No matter how old I get, I
remember the examples of all my mātua for whom voting day was an exciting
privilege and a family event. My Pawarenga whānau were my
most immediate influence and they always took us with them when they
voted. But our Ngātaki
whanau were our most politicising influence.
They travelled with Matiu Rata during every
election campaign, and whenever he came to Pawarenga they all stayed in our
home. This meant we got exposed to whakaaro
that we might not otherwise have encountered.
It also meant that, although I grew up questioning and challenging almost
everything and everyone, including Matiu, I never ever questioned if I should vote.
This election, our eldest grandchild is eligible to vote for
the first time. He too has had
politicising influences from all sides of his whakapapa and is likely to vote every chance
he gets. But we know from past and
current trends that many rangatahi don’t share his experience, aren’t enrolled,
and won’t vote.
The reasons for this are captured eloquently in a series of
questions put by another whanaunga from my Ōwhata
side, Robert McDowell, who asks, “Do
governments create jobs other than [those] … that produce nothing
of value [but] fleece ... people's personal wealth and [our] national
assets?
“Do governments create
industries; or do innovative people, who thereafter subcontract to governments
according to specification?
“Do governments create
opportunities for innovation; or do they assassinate our children's imagination with … years of trauma-based mind
control?
“Do governments assassinate local opportunities so as to
assimilate more rats onto their government job-scheme treadmill; or do they
outsource our local industries to benefit the slaves in third-world nations?
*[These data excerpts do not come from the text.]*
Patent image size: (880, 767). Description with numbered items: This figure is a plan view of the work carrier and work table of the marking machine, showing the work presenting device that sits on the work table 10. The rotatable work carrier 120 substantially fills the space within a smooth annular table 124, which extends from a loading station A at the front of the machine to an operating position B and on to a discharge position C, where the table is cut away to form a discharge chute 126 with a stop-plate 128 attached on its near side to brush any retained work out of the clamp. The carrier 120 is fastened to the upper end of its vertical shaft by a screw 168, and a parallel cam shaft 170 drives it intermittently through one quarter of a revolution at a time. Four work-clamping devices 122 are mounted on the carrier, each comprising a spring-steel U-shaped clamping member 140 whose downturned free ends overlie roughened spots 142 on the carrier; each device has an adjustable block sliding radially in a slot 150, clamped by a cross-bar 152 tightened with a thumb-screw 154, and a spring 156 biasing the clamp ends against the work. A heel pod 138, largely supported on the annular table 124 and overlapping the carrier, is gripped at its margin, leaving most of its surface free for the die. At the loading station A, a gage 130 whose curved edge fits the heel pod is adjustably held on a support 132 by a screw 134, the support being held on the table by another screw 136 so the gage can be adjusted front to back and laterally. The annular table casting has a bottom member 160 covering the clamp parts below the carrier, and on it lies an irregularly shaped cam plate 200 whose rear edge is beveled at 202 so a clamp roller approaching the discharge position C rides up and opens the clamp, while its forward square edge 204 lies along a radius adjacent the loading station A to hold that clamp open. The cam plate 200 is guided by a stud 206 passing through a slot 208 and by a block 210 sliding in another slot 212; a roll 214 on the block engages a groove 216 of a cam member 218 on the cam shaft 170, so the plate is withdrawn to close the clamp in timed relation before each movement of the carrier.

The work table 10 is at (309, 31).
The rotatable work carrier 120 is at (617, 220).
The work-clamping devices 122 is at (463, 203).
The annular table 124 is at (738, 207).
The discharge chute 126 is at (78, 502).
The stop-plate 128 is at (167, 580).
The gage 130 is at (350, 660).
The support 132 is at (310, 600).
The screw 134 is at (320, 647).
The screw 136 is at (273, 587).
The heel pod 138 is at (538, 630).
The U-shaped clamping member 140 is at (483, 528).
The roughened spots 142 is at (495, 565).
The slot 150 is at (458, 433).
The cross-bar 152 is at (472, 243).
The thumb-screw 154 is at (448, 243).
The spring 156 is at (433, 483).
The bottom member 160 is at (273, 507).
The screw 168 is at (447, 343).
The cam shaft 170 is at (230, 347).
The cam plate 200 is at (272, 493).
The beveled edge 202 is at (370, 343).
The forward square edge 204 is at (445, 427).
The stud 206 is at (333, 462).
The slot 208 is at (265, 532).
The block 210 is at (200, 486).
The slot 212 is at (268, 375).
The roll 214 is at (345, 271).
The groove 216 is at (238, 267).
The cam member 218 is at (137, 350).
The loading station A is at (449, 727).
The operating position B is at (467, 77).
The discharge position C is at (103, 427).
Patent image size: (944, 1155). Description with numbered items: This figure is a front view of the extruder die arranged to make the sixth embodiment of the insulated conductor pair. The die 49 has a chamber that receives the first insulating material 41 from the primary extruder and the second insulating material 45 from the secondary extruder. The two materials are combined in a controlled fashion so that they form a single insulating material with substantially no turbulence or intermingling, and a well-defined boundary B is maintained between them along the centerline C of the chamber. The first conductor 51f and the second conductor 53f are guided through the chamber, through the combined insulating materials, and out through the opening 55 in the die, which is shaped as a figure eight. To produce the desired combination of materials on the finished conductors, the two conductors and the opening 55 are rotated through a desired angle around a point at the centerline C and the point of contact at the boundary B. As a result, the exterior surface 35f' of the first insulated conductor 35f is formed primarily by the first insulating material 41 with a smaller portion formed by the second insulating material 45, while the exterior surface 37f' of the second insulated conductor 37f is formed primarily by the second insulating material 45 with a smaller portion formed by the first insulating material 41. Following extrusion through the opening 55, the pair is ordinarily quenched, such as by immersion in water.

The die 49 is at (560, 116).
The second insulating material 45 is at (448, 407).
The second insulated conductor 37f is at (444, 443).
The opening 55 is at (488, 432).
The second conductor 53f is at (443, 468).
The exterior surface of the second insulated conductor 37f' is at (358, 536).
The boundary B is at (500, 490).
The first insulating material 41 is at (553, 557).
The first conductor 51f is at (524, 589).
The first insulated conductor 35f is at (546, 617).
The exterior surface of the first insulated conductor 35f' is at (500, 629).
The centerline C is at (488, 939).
“What value does government bring to the global table other
than that which it has pilfered from the people's plate? Is it not our table,
our food, our cutlery, our china, our chairs [but] only their appetite that
feasts?”
Robert goes on to write, “In Reality, government is a
psychopathic projection of collectivist force; i.e. ‘Do what I say or I
will hurt you.’ Government does not even
exist without the people’s belief in it. Through one form of coercion or
another the people have been stripped bare of their self-belief and intrepid
spirit. Government is the illusion of authority created by fear, self-interest,
cowardice and greed.”
I can’t fault his analysis. It’s very sound. So is the ultimate question he poses to us all; to vote or not to vote?
For myself, at this time when politics has never been dirtier, the answer lies in a simple, clean memory
of sitting under the kitchen table
listening to my mātua talk into the early hours of the morning about my future
and the role that their voting played in it. They gave me hope. They still
do.
"Go ahead,” Robert concludes, “... make your own choice; but don't you ever
presume that you can make mine".
Yes, you are right my whanaunga. Engari, maumahara noa ahau te tauira o ōku
tūpuna. So, although the example we leave our mokopuna may be different in detail to that of our tupuna, we honour them all by making sure it is as hopeful and unforgettable as theirs was to us.